Dark energy was introduced ad hoc by astronomers to explain the acceleration of the cosmic expansion. Despite fitting cosmological data extremely well until recently, the ΛCDM model is spectacularly incomplete and unsatisfactory from the theoretical point of view.

In the past five years, it has also faced severe observational tensions. The Hubble constant, which determines the age and the distance scale in the universe, can be measured in the early universe using the cosmic microwave background and in the late universe using supernovae as standard candles.

These two measurements give incompatible results.
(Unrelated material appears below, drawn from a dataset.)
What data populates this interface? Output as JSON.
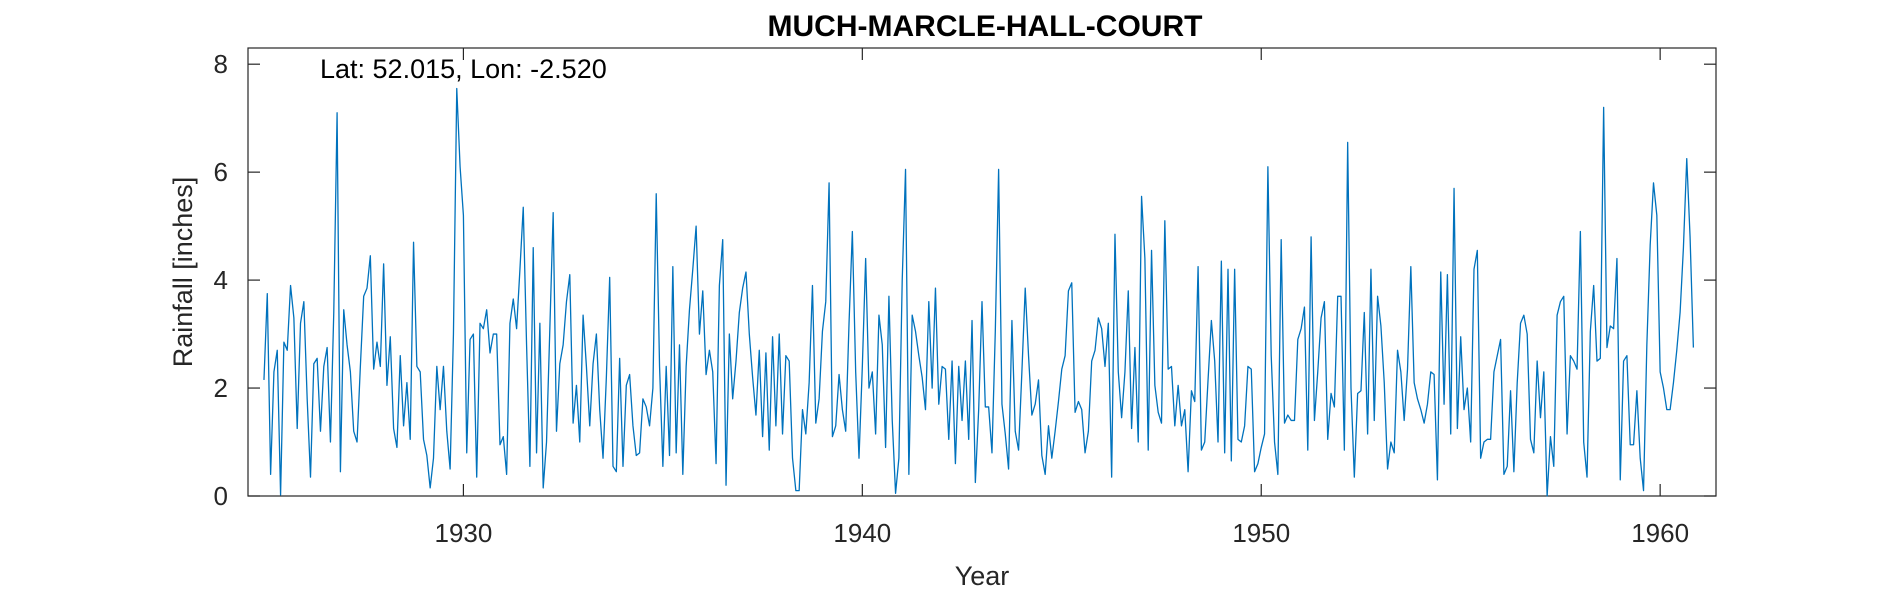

Even more important, the nature of the main ingredients of the ΛCDM model—dark energy, dark matter and the field driving early universe inflation (a very brief period of extremely fast expansion originating the seeds for galaxies and galaxy clusters)—remains a mystery.

From the observational point of view, the most compelling motivation for modified gravity is the acceleration of the universe discovered in 1998 with Type Ia supernovae, whose luminosity is dimmed by this acceleration. The ΛCDM model based on general relativity postulates an extremely exotic dark energy with negative pressure permeating the universe.

Problem is, this dark energy has no physical justification. Its nature is completely unknown, although a plethora of models has been proposed.

The proposed alternative to dark energy is a cosmological constant Λ which, according to quantum-mechanical back-of-the-envelope (but questionable) calculations, should be huge.

However, Λ must instead be incredibly fine-tuned to a tiny value to fit the cosmological observations. If dark energy exists, our ignorance of its nature is deeply troubling.

**Alternatives to Einstein’s theory**

Could it be that troubles arise, instead, from wrongly trying to fit the cosmological observations into general relativity, like fitting a person into a pair of trousers that are too small? That we are observing the first deviations from general relativity while the mysterious dark energy simply does not exist?

This idea, first proposed by researchers at the University of Naples, has gained tremendous popularity while the contending dark energy camp remains vigorous.

How can we tell? Deviations from Einstein gravity are constrained by solar system experiments, the recent observations of gravitational waves and the near-horizon images of black holes.

There is now a large literature on theories of gravity alternative to general relativity, going back to Eddington’s 1923 early investigations. A very popular class of alternatives is the so-called scalar-tensor gravity. It is conceptually very simple since it only introduces one additional ingredient (a scalar field corresponding to the simplest, spinless, particle) to Einstein’s geometric description of gravity.

The consequences of this program, however, are far from trivial. A striking phenomenon is the “chameleon effect,” consisting of the fact that these theories can disguise themselves as general relativity in high-density environments (such as in stars or in the solar system) while deviating strongly from it in the low-density environment of cosmology.

As a result, the extra (gravitational) field is effectively absent in the first type of systems, disguising itself as a chameleon does, and is felt only at the largest (cosmological) scales.

**The current situation**

Nowadays the spectrum of alternatives to Einstein gravity has widened dramatically.

Even adding a single massive scalar excitation (namely, a spin-zero particle) to Einstein gravity —and keeping the resulting equations “simple” to avoid some known fatal instabilities—has resulted in the much wider class of Horndeski theories, and subsequent generalizations.

Theorists have spent the last decade extracting physical consequences from these theories. The recent detections of gravitational waves have provided a way to constrain the physical class of modifications of Einstein gravity allowed.

However, much work still needs to be done, with the hope that future advances in multi-messenger astronomy lead to discovering modifications of general relativity where gravity is extremely strong.